L’autre approche consisterait à permettre aux Pays les moins développées (PMD) du continent d’appliquer des règles d’origine assouplies avec des exigences faibles en matière de contenu local ou des règles cumulatives autorisant un contenu régional plutôt que purement local. Les économies avancées du continent, quant à elles, seraient en mesure d’appliquer des règles d’origines plus strictes ou des exigences plus élevées en matière de contenu local.
La Zlecaf ne va pas résoudre tous les problèmes : les autres défis du secteur
Il convient de noter que la Zlecaf ne résout pas tous les problèmes auxquels sont confrontés les acteurs de la chaîne de valeur de l’habillement en Afrique.
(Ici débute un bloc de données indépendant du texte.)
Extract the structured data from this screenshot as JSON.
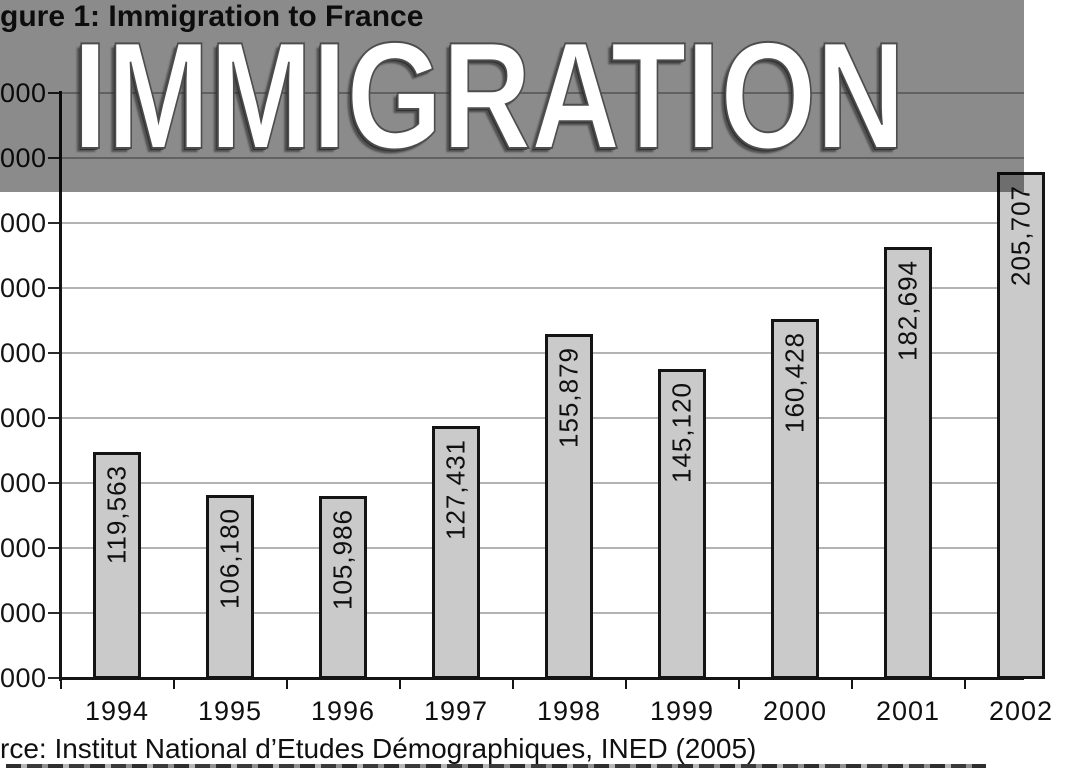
{
  "overlay": {
    "title": "IMMIGRATION"
  },
  "figure": {
    "caption_visible": "gure 1: Immigration to France",
    "source_visible": "rce: Institut National d’Etudes Démographiques, INED (2005)"
  },
  "chart_data": {
    "type": "bar",
    "title": "gure 1: Immigration to France",
    "categories": [
      "1994",
      "1995",
      "1996",
      "1997",
      "1998",
      "1999",
      "2000",
      "2001",
      "2002"
    ],
    "values": [
      119563,
      106180,
      105986,
      127431,
      155879,
      145120,
      160428,
      182694,
      205707
    ],
    "bar_labels": [
      "119,563",
      "106,180",
      "105,986",
      "127,431",
      "155,879",
      "145,120",
      "160,428",
      "182,694",
      "205,707"
    ],
    "xlabel": "",
    "ylabel": "",
    "y_tick_labels_visible": [
      "000",
      "000",
      "000",
      "000",
      "000",
      "000",
      "000",
      "000",
      "000",
      "000"
    ],
    "ylim": [
      50000,
      235000
    ],
    "ytick_step": 20000,
    "grid": true,
    "legend": "none",
    "source_note": "rce: Institut National d’Etudes Démographiques, INED (2005)"
  },
  "colors": {
    "bar_fill": "#cacaca",
    "bar_border": "#141414",
    "gridline": "#b3b3b3",
    "axis": "#151515",
    "text": "#0d0d0d",
    "band_overlay": "rgba(0,0,0,0.455)",
    "overlay_title": "#ffffff"
  }
}
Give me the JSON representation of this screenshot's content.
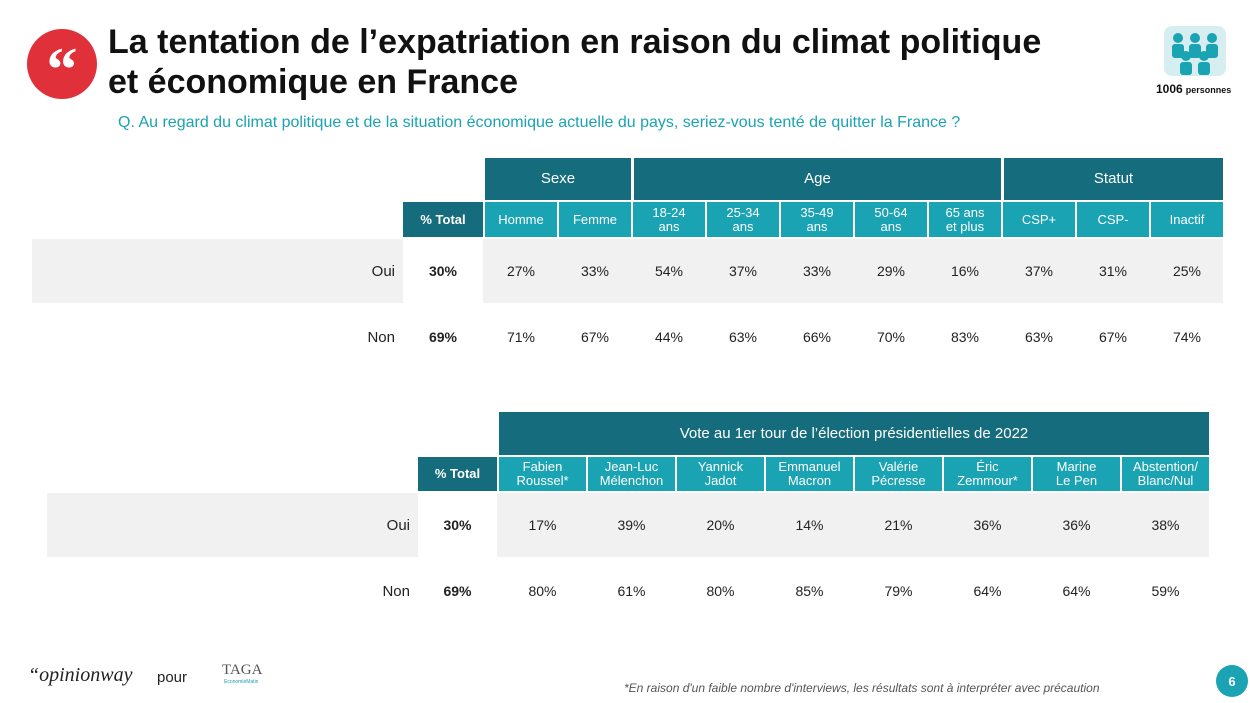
{
  "header": {
    "title": [
      "La tentation de l’expatriation en raison du climat politique",
      "et économique en France"
    ],
    "question": "Q. Au regard du climat politique et de la situation économique actuelle du pays, seriez-vous tenté de quitter la France ?",
    "sample": {
      "count": "1006",
      "label": "personnes"
    }
  },
  "table1": {
    "total_label": "% Total",
    "groups": [
      {
        "label": "Sexe",
        "columns": [
          "Homme",
          "Femme"
        ]
      },
      {
        "label": "Age",
        "columns": [
          "18-24\nans",
          "25-34\nans",
          "35-49\nans",
          "50-64\nans",
          "65 ans\net plus"
        ]
      },
      {
        "label": "Statut",
        "columns": [
          "CSP+",
          "CSP-",
          "Inactif"
        ]
      }
    ],
    "rows": [
      {
        "label": "Oui",
        "total": "30%",
        "values": [
          "27%",
          "33%",
          "54%",
          "37%",
          "33%",
          "29%",
          "16%",
          "37%",
          "31%",
          "25%"
        ]
      },
      {
        "label": "Non",
        "total": "69%",
        "values": [
          "71%",
          "67%",
          "44%",
          "63%",
          "66%",
          "70%",
          "83%",
          "63%",
          "67%",
          "74%"
        ]
      }
    ]
  },
  "table2": {
    "total_label": "% Total",
    "groups": [
      {
        "label": "Vote au 1er tour de l’élection présidentielles de 2022",
        "columns": [
          "Fabien\nRoussel*",
          "Jean-Luc\nMélenchon",
          "Yannick\nJadot",
          "Emmanuel\nMacron",
          "Valérie\nPécresse",
          "Éric\nZemmour*",
          "Marine\nLe Pen",
          "Abstention/\nBlanc/Nul"
        ]
      }
    ],
    "rows": [
      {
        "label": "Oui",
        "total": "30%",
        "values": [
          "17%",
          "39%",
          "20%",
          "14%",
          "21%",
          "36%",
          "36%",
          "38%"
        ]
      },
      {
        "label": "Non",
        "total": "69%",
        "values": [
          "80%",
          "61%",
          "80%",
          "85%",
          "79%",
          "64%",
          "64%",
          "59%"
        ]
      }
    ]
  },
  "footer": {
    "brand": "“opinionway",
    "for": "pour",
    "partner": "TAGA",
    "partner_sub": "EconomieMatin",
    "note": "*En raison d'un faible nombre d'interviews, les résultats sont à interpréter avec précaution",
    "page": "6"
  }
}
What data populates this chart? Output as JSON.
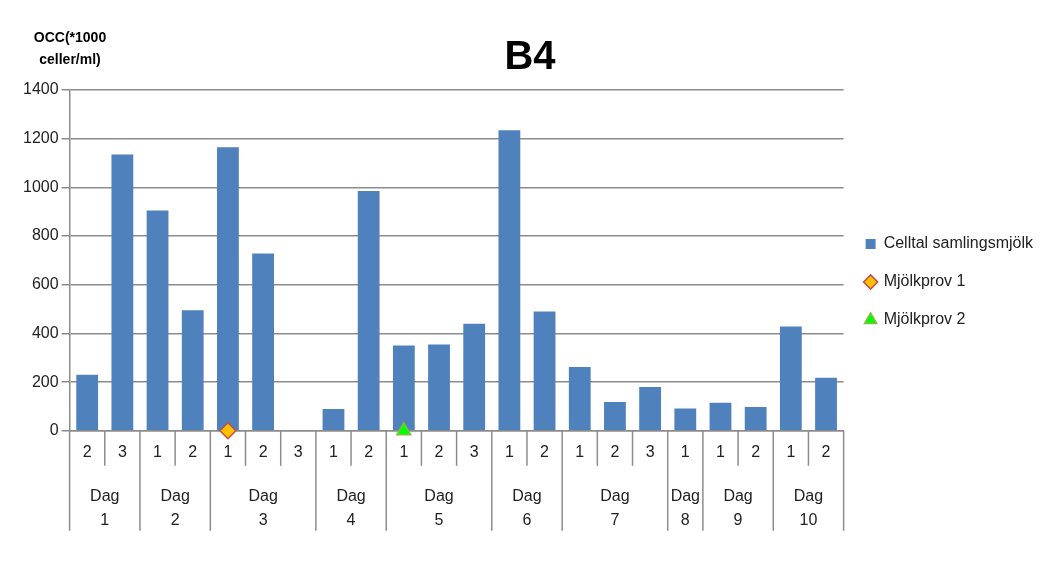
{
  "chart_data": {
    "type": "bar",
    "title": "B4",
    "ylabel": "OCC(*1000 celler/ml)",
    "categories": [
      "2",
      "3",
      "1",
      "2",
      "1",
      "2",
      "3",
      "1",
      "2",
      "1",
      "2",
      "3",
      "1",
      "2",
      "1",
      "2",
      "3",
      "1",
      "1",
      "2",
      "1",
      "2"
    ],
    "series": [
      {
        "name": "Celltal samlingsmjölk",
        "color": "#4f81bd",
        "values": [
          230,
          1135,
          905,
          495,
          1165,
          728,
          null,
          90,
          985,
          350,
          355,
          440,
          1235,
          490,
          262,
          118,
          180,
          92,
          115,
          98,
          428,
          218
        ]
      },
      {
        "name": "Mjölkprov 1",
        "type": "scatter",
        "marker": "diamond",
        "color": "#ffc000",
        "values": [
          null,
          null,
          null,
          null,
          0,
          null,
          null,
          null,
          null,
          null,
          null,
          null,
          null,
          null,
          null,
          null,
          null,
          null,
          null,
          null,
          null,
          null
        ]
      },
      {
        "name": "Mjölkprov 2",
        "type": "scatter",
        "marker": "triangle",
        "color": "#00ff00",
        "values": [
          null,
          null,
          null,
          null,
          null,
          null,
          null,
          null,
          null,
          0,
          null,
          null,
          null,
          null,
          null,
          null,
          null,
          null,
          null,
          null,
          null,
          null
        ]
      }
    ],
    "annotations": [
      "Dag 1",
      "Dag 2",
      "Dag 3",
      "Dag 4",
      "Dag 5",
      "Dag 6",
      "Dag 7",
      "Dag 8",
      "Dag 9",
      "Dag 10"
    ],
    "ylim": [
      0,
      1400
    ],
    "yticks": [
      0,
      200,
      400,
      600,
      800,
      1000,
      1200,
      1400
    ],
    "grid": "y",
    "legend": "right"
  }
}
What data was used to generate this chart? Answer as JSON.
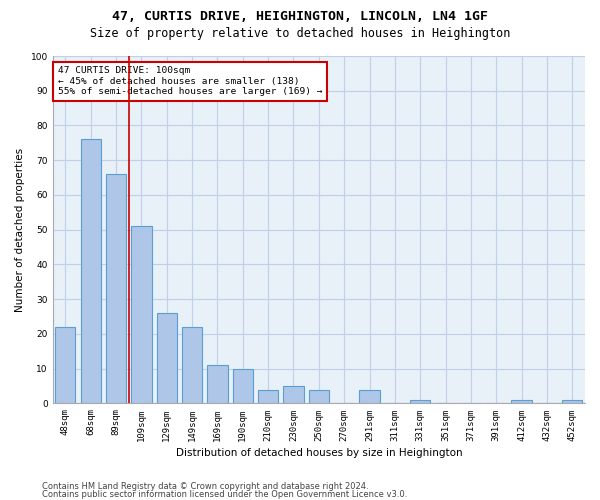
{
  "title1": "47, CURTIS DRIVE, HEIGHINGTON, LINCOLN, LN4 1GF",
  "title2": "Size of property relative to detached houses in Heighington",
  "xlabel": "Distribution of detached houses by size in Heighington",
  "ylabel": "Number of detached properties",
  "categories": [
    "48sqm",
    "68sqm",
    "89sqm",
    "109sqm",
    "129sqm",
    "149sqm",
    "169sqm",
    "190sqm",
    "210sqm",
    "230sqm",
    "250sqm",
    "270sqm",
    "291sqm",
    "311sqm",
    "331sqm",
    "351sqm",
    "371sqm",
    "391sqm",
    "412sqm",
    "432sqm",
    "452sqm"
  ],
  "values": [
    22,
    76,
    66,
    51,
    26,
    22,
    11,
    10,
    4,
    5,
    4,
    0,
    4,
    0,
    1,
    0,
    0,
    0,
    1,
    0,
    1
  ],
  "bar_color": "#aec6e8",
  "bar_edge_color": "#5a9fd4",
  "bar_edge_width": 0.8,
  "vline_color": "#cc0000",
  "annotation_text": "47 CURTIS DRIVE: 100sqm\n← 45% of detached houses are smaller (138)\n55% of semi-detached houses are larger (169) →",
  "annotation_box_color": "white",
  "annotation_box_edge": "#cc0000",
  "ylim": [
    0,
    100
  ],
  "yticks": [
    0,
    10,
    20,
    30,
    40,
    50,
    60,
    70,
    80,
    90,
    100
  ],
  "grid_color": "#c0d0e8",
  "bg_color": "#e8f0f8",
  "footer1": "Contains HM Land Registry data © Crown copyright and database right 2024.",
  "footer2": "Contains public sector information licensed under the Open Government Licence v3.0.",
  "title1_fontsize": 9.5,
  "title2_fontsize": 8.5,
  "xlabel_fontsize": 7.5,
  "ylabel_fontsize": 7.5,
  "tick_fontsize": 6.5,
  "annotation_fontsize": 6.8,
  "footer_fontsize": 6.0
}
D’autres défis continuent de limiter le potentiel de l’Afrique dans l’industrie textile et de l’habillement. On peut citer entre autres le manque d’infrastructures, le manque de technologie, la faible productivité de la main d’œuvre, le stress hydrique ou encore le changement climatique qui affecte la production de coton.
Pour mieux exploiter ce potentiel, l’IFPRI souligne dans son rapport que des réformes structurelles sont nécessaires pour accroître la productivité du travail (formaliser l’emploi informel et interdire le travail des enfants), améliorer les infrastructures, augmenter les investissements dans la recherche et le développement et canaliser davantage de dépenses publiques vers le secteur agricole.
Rappelons que sur le continent, la dynamique des exportations intra africaines de textiles et de vêtements est tirée par le Maroc, la Tunisie et l’Égypte. Ces trois pays d’Afrique du Nord comptent pour environ 60 % des expéditions dans le commerce intra africain, suivis par l’Afrique du Sud (8,07 %) et le Bénin (4,14 %) qui complètent le top 5.
En ce qui concerne la demande pour les importations africaine de textiles et de vêtements, c’est l’Afrique du Sud qui tient le lead, absorbant à lui seul 38% des envois devant la Namibie (6,4 %), le Botswana (5,8 %), le Lesotho (5,6 %) et Madagascar (4,1 %).